Cada vez me gusta más la gente que se conoce. De hecho,
es el tipo de gente que más me gusta, superado ese umbral que separa las
malas de las buenas intenciones como motivación de unas y otras personas. Por
eso ha sido tan valioso para mí el hallazgo de Nikki Eaton, la hija indócil que
sufre por su madre en la novela Mamá. Es esta una joya de Joyce Carol
Oates que brilla en la oscuridad del zaguán familiar, allí donde se olvidan los
disfraces antiguos con libros y apuntes viejos, con muñecos sin edad y sin un
ojo, con piezas que una vez encajaron en algún sitio, todo envuelto en un CO2
de resentimiento acumulado tras años de disputas, silencios y malentendidos
familiares. La familia es como una obra de Ágatha Christie. En ella solo una muerte
descubre la auténtica trama, lo que hay de verdad en cada personaje
involucrado. Pero a menudo, quizá por supervivencia, interpretamos piezas costumbristas, educadas en el culto a los ancestros y su plata de ley. En ellas somos actores y a la vez testigos de nosotros mismos, congelados en estáticas fotografías que decoran el mueble de la entrada. Las celebraciones familiares están bien, son necesarias, deben serlo a juzgar por lo que se repiten; todos las sufrimos y las recordamos después con una vaga nostalgia, es cierto, esa clase de nostalgia que nace más de un deseo que del recuerdo de un hecho real. Esas quedadas instituidas alrededor de un pavo relleno o un bacalao con coliflor son puestas en escena en las que aflora nuestro talento para la interpretación o bien nuestro instinto criminal.

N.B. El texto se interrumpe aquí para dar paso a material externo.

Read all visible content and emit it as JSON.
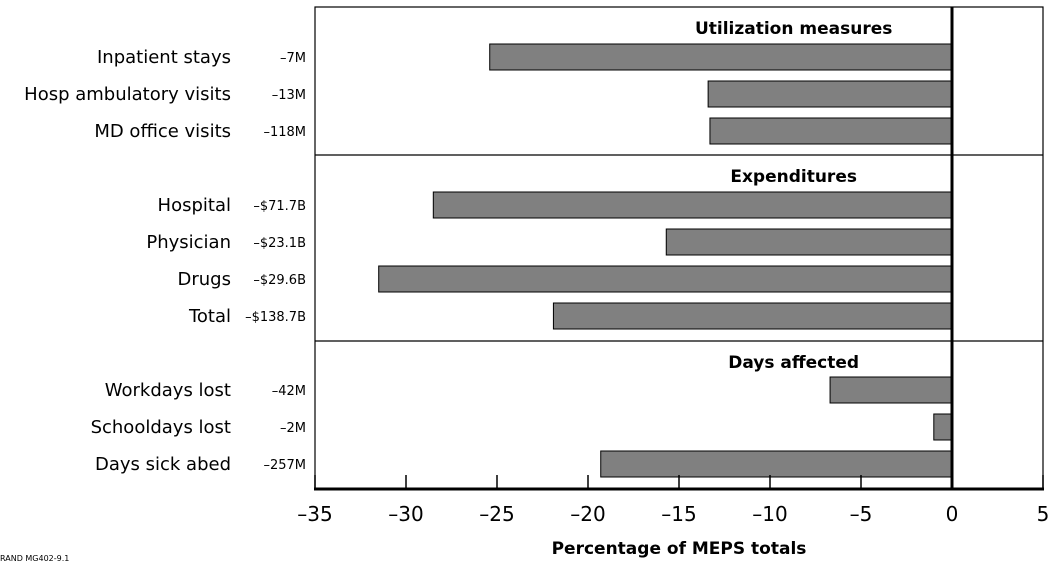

Hasta en las mejores familias a veces suceden cosas, cosas de verdad, hechos imprevistos e impactantes, que arrasan los cimientos de un hogar para ver la calidad de su estructura. Un asesinato rompe la pauta de la costumbre en esa gran novela de Joyce Carol
Oates de la que hablaba al principio, Mamá, en la que Nikki Eaton se deja calar. Es una mujer extravagante que huye de la mentira, que se conoce y se
atreve a mirarse de frente, sin un cojín que oculte esa parte de su vida que no
quiere ver reflejada en el espejo. Siendo de papel, Nikki convence como un ser
de carne y hueso, porque es tan inclasificable y tiene tantos matices como sus
lectores. La entendemos, nos tiene en consideración pues no trata de engañarnos, la queremos. En cambio, Clare, la
hermana perfecta de Nikki, la hija perfecta, la esposa perfecta, la que siempre
hace y deshace y sabe lo que debe hacer, nos pone de los nervios desde el
principio, como el zumbido de una mosca que no deja de volar de un lado a otro
de nuestro cuarto. ¿Por qué no se detiene?, nos decimos. En mi vida he conocido a varias Nikkis. Gente auténtica, gente que se atreve a
conocerse, que sabe que no es exactamente buena ni mala, que es tan crítica y exigente o más
consigo que con los demás. Gente con fracasos asumidos y miedos al aire, con
una sensibilidad extraordinaria para medirse y entender a otra gente, aunque no
siempre sepa estar o qué decir. El saber estar es, en cambio, lo que domina
Clare, la hermana perfecta, o más bien el estar a secas. También conozco a
Clares, prácticas y diligentes, llenas de quehaceres, consejos y buenas
intenciones, enérgicas, resolutivas, en apariencia seguras, pero con un severo astigmatismo para lo elemental: las emociones, la extraña naturaleza de los sentimientos que nos hacen humanos y no siempre
buenos u oportunos. Me pregunto cuánto tendré de Nikki y cuánto de Clare, será tal vez según el momento. Creo que mi madre sabría decírmelo, pero nunca lo haría por
no herir mis sentimientos. Así se explica el tacto de Gwen, la madre de Nikki, con su hija, un respeto hacia su libertad que va mucho más allá de no censurar su corte punk de pelo o su exigua minifalda. La comprensión silenciosa de la que una madre es capaz.